Вопреки расхожему мнению о москвичах, именно они приняли в моей судьбе самое живое участие. Сначала Алексей Васильев, а потом, благодаря танцам, я познакомилась с двумя моими ближайшими подругами, которых нежно люблю. Обе они в свое время, толком меня не зная, пустили к себе пожить. Так сложилось, что мне нужно было срочно съехать от Леши. У него появилась девушка, они собирались съезжаться, и совесть не позволяла мне дальше пользоваться его бескорыстным гостеприимством. До того момента, когда продюсеры моей первой картины сняли мне квартиру, оставалось чуть больше месяца. И это время надо было где-то перекантоваться. Я сунулась к интинской подруге моей старшей сестры, которая жила в Москве. Самой ее тогда в городе не было, меня пустила ее дочь.
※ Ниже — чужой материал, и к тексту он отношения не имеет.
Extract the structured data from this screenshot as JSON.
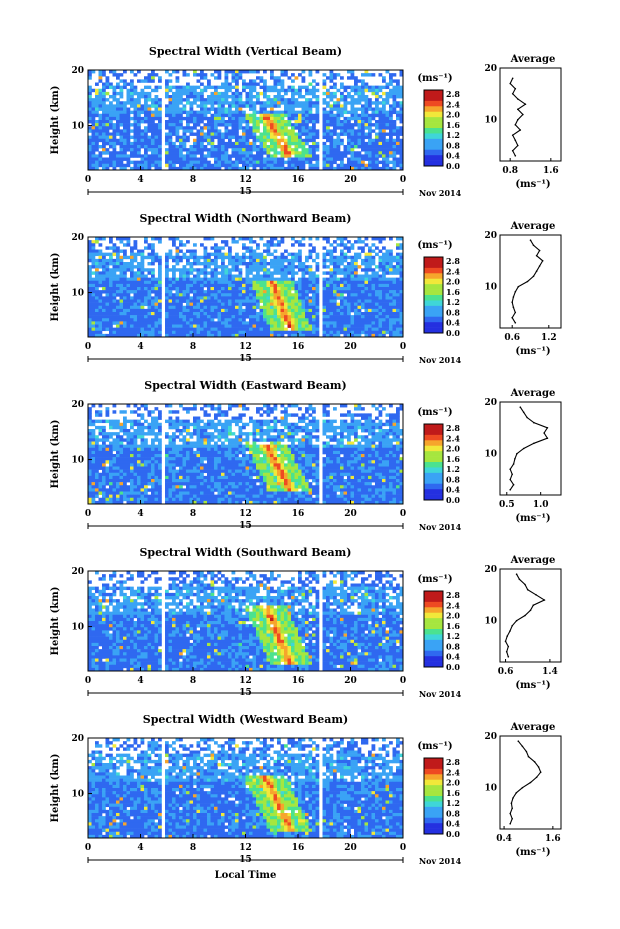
{
  "figure": {
    "x_axis_label": "Local Time",
    "date_label": "Nov 2014",
    "date_marker": "15",
    "colorbar_unit": "(ms⁻¹)",
    "average_title": "Average",
    "average_unit": "(ms⁻¹)",
    "y_axis_label": "Height (km)"
  },
  "chart_data": [
    {
      "type": "heatmap",
      "title": "Spectral Width (Vertical Beam)",
      "ylabel": "Height (km)",
      "xlabel": "Local Time",
      "x_ticks": [
        "0",
        "4",
        "8",
        "12",
        "16",
        "20",
        "0"
      ],
      "y_ticks": [
        "20",
        "10"
      ],
      "xlim": [
        0,
        24
      ],
      "ylim": [
        2,
        20
      ],
      "colorbar_ticks": [
        "2.8",
        "2.4",
        "2.0",
        "1.6",
        "1.2",
        "0.8",
        "0.4",
        "0.0"
      ],
      "data_gaps_hours": [
        5.8,
        17.8
      ],
      "enhanced_feature": {
        "time_start_h": 13.5,
        "time_end_h": 15.5,
        "height_top_km": 12,
        "height_bottom_km": 4
      },
      "profile": {
        "title": "Average",
        "x_ticks": [
          "0.8",
          "1.6"
        ],
        "xlim": [
          0.6,
          1.8
        ],
        "heights": [
          3,
          4,
          5,
          6,
          7,
          8,
          9,
          10,
          11,
          12,
          13,
          14,
          15,
          16,
          17,
          18
        ],
        "values": [
          0.9,
          0.85,
          0.95,
          0.9,
          0.85,
          1.0,
          0.9,
          0.95,
          1.05,
          0.95,
          1.1,
          0.95,
          0.85,
          0.9,
          0.8,
          0.85
        ]
      }
    },
    {
      "type": "heatmap",
      "title": "Spectral Width (Northward Beam)",
      "ylabel": "Height (km)",
      "xlabel": "Local Time",
      "x_ticks": [
        "0",
        "4",
        "8",
        "12",
        "16",
        "20",
        "0"
      ],
      "y_ticks": [
        "20",
        "10"
      ],
      "xlim": [
        0,
        24
      ],
      "ylim": [
        2,
        20
      ],
      "colorbar_ticks": [
        "2.8",
        "2.4",
        "2.0",
        "1.6",
        "1.2",
        "0.8",
        "0.4",
        "0.0"
      ],
      "data_gaps_hours": [
        5.8,
        17.8
      ],
      "enhanced_feature": {
        "time_start_h": 14.0,
        "time_end_h": 15.5,
        "height_top_km": 12,
        "height_bottom_km": 3
      },
      "profile": {
        "title": "Average",
        "x_ticks": [
          "0.6",
          "1.2"
        ],
        "xlim": [
          0.4,
          1.4
        ],
        "heights": [
          3,
          4,
          5,
          6,
          7,
          8,
          9,
          10,
          11,
          12,
          13,
          14,
          15,
          16,
          17,
          18,
          19
        ],
        "values": [
          0.65,
          0.6,
          0.65,
          0.62,
          0.6,
          0.62,
          0.65,
          0.7,
          0.85,
          0.95,
          1.0,
          1.05,
          1.1,
          1.0,
          1.05,
          0.95,
          0.9
        ]
      }
    },
    {
      "type": "heatmap",
      "title": "Spectral Width (Eastward Beam)",
      "ylabel": "Height (km)",
      "xlabel": "Local Time",
      "x_ticks": [
        "0",
        "4",
        "8",
        "12",
        "16",
        "20",
        "0"
      ],
      "y_ticks": [
        "20",
        "10"
      ],
      "xlim": [
        0,
        24
      ],
      "ylim": [
        2,
        20
      ],
      "colorbar_ticks": [
        "2.8",
        "2.4",
        "2.0",
        "1.6",
        "1.2",
        "0.8",
        "0.4",
        "0.0"
      ],
      "data_gaps_hours": [
        5.8,
        17.8
      ],
      "enhanced_feature": {
        "time_start_h": 13.5,
        "time_end_h": 15.5,
        "height_top_km": 13,
        "height_bottom_km": 4
      },
      "profile": {
        "title": "Average",
        "x_ticks": [
          "0.5",
          "1.0"
        ],
        "xlim": [
          0.4,
          1.3
        ],
        "heights": [
          3,
          4,
          5,
          6,
          7,
          8,
          9,
          10,
          11,
          12,
          13,
          14,
          15,
          16,
          17,
          18,
          19
        ],
        "values": [
          0.55,
          0.6,
          0.55,
          0.58,
          0.55,
          0.6,
          0.62,
          0.65,
          0.75,
          0.9,
          1.1,
          1.05,
          1.1,
          0.9,
          0.8,
          0.75,
          0.7
        ]
      }
    },
    {
      "type": "heatmap",
      "title": "Spectral Width (Southward Beam)",
      "ylabel": "Height (km)",
      "xlabel": "Local Time",
      "x_ticks": [
        "0",
        "4",
        "8",
        "12",
        "16",
        "20",
        "0"
      ],
      "y_ticks": [
        "20",
        "10"
      ],
      "xlim": [
        0,
        24
      ],
      "ylim": [
        2,
        20
      ],
      "colorbar_ticks": [
        "2.8",
        "2.4",
        "2.0",
        "1.6",
        "1.2",
        "0.8",
        "0.4",
        "0.0"
      ],
      "data_gaps_hours": [
        5.8,
        17.8
      ],
      "enhanced_feature": {
        "time_start_h": 13.5,
        "time_end_h": 15.5,
        "height_top_km": 14,
        "height_bottom_km": 3
      },
      "profile": {
        "title": "Average",
        "x_ticks": [
          "0.6",
          "1.4"
        ],
        "xlim": [
          0.5,
          1.6
        ],
        "heights": [
          3,
          4,
          5,
          6,
          7,
          8,
          9,
          10,
          11,
          12,
          13,
          14,
          15,
          16,
          17,
          18,
          19
        ],
        "values": [
          0.65,
          0.62,
          0.65,
          0.6,
          0.63,
          0.68,
          0.72,
          0.8,
          0.95,
          1.05,
          1.1,
          1.3,
          1.15,
          1.0,
          0.95,
          0.85,
          0.8
        ]
      }
    },
    {
      "type": "heatmap",
      "title": "Spectral Width (Westward Beam)",
      "ylabel": "Height (km)",
      "xlabel": "Local Time",
      "x_ticks": [
        "0",
        "4",
        "8",
        "12",
        "16",
        "20",
        "0"
      ],
      "y_ticks": [
        "20",
        "10"
      ],
      "xlim": [
        0,
        24
      ],
      "ylim": [
        2,
        20
      ],
      "colorbar_ticks": [
        "2.8",
        "2.4",
        "2.0",
        "1.6",
        "1.2",
        "0.8",
        "0.4",
        "0.0"
      ],
      "data_gaps_hours": [
        5.8,
        17.8
      ],
      "enhanced_feature": {
        "time_start_h": 13.5,
        "time_end_h": 15.5,
        "height_top_km": 13,
        "height_bottom_km": 3
      },
      "profile": {
        "title": "Average",
        "x_ticks": [
          "0.4",
          "1.6"
        ],
        "xlim": [
          0.3,
          1.8
        ],
        "heights": [
          3,
          4,
          5,
          6,
          7,
          8,
          9,
          10,
          11,
          12,
          13,
          14,
          15,
          16,
          17,
          18,
          19
        ],
        "values": [
          0.55,
          0.6,
          0.55,
          0.6,
          0.58,
          0.62,
          0.7,
          0.85,
          1.05,
          1.2,
          1.3,
          1.25,
          1.15,
          1.0,
          0.95,
          0.85,
          0.75
        ]
      }
    }
  ]
}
На следующий день по телефону знакомая выразила недовольство тем, что я никогда даже не звонила и вдруг явилась за помощью. Такая принципиальность может и была справедливой, но меня, конечно, задела. Я не стала упрашивать и объяснять свою сложную ситуацию. Я позвонила моей тогда еще недавней знакомой Тане Гильдиковой, с которой успела несколько раз поработать в ночном клубе. Говорю: «Таня, мне негде жить». Таня, не раздумывая, ответила: «Не вопрос! Приезжай ко мне».
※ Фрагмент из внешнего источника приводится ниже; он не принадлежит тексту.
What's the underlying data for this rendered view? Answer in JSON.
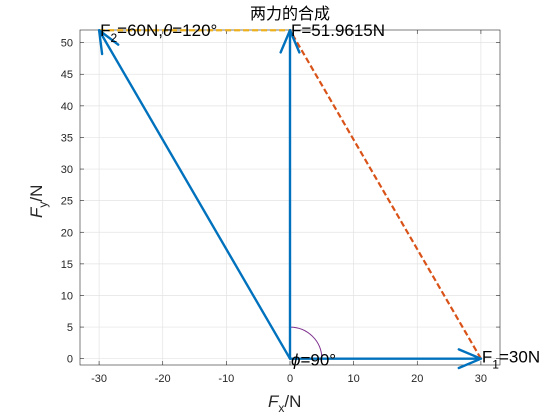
{
  "chart_data": {
    "type": "line",
    "title": "两力的合成",
    "xlabel": {
      "main": "F",
      "sub": "x",
      "unit": "/N"
    },
    "ylabel": {
      "main": "F",
      "sub": "y",
      "unit": "/N"
    },
    "xlim": [
      -33,
      33
    ],
    "ylim": [
      -1,
      52
    ],
    "xticks": [
      -30,
      -20,
      -10,
      0,
      10,
      20,
      30
    ],
    "yticks": [
      0,
      5,
      10,
      15,
      20,
      25,
      30,
      35,
      40,
      45,
      50
    ],
    "grid": true,
    "colors": {
      "vector": "#0072BD",
      "dashed_f1": "#D95319",
      "dashed_f2": "#EDB120",
      "arc": "#7E2F8E"
    },
    "vectors": [
      {
        "name": "F1",
        "x0": 0,
        "y0": 0,
        "x1": 30,
        "y1": 0
      },
      {
        "name": "F2",
        "x0": 0,
        "y0": 0,
        "x1": -30,
        "y1": 51.9615
      },
      {
        "name": "F",
        "x0": 0,
        "y0": 0,
        "x1": 0,
        "y1": 51.9615
      }
    ],
    "dashed_lines": [
      {
        "from": [
          30,
          0
        ],
        "to": [
          0,
          51.9615
        ],
        "color": "dashed_f1"
      },
      {
        "from": [
          -30,
          51.9615
        ],
        "to": [
          0,
          51.9615
        ],
        "color": "dashed_f2"
      }
    ],
    "angle_arc": {
      "center": [
        0,
        0
      ],
      "radius": 5,
      "from_deg": 0,
      "to_deg": 90
    },
    "annotations": {
      "f1": {
        "main": "F",
        "sub": "1",
        "rest": "=30N",
        "x": 30,
        "y": 0
      },
      "f2": {
        "main": "F",
        "sub": "2",
        "rest": "=60N,",
        "theta_sym": "θ",
        "theta_rest": "=120°",
        "x": -30,
        "y": 51.9615
      },
      "f": {
        "text": "F=51.9615N",
        "x": 0,
        "y": 51.9615
      },
      "phi": {
        "sym": "ϕ",
        "rest": "=90°",
        "x": 0,
        "y": 0
      }
    }
  }
}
Часть оставшегося до съемок времени я пожила у нее, а часть у подруги Юли Целищевой, с которой познакомились у Чернавского. Обе они стали для меня очень дорогими людьми. У нашей троицы есть клички: я – Пятачок, Юля – Пух, а Таня – Хомяк. С Юлей мы вместе потом много работали, и она ныне расчудесная крестная моего сына. Я всегда буду благодарна подругам за то, что они откликнулись в трудную минуту.
Все, связанное с тем, где и как я жила в Москве, – отдельная статья из жизни кочевницы. Но не скиталицы! Я много раз меняла места проживания: перекантовывалась у друзей, съезжалась со своими молодыми людьми, сменила несколько съемных квартир, пока не купила собственную.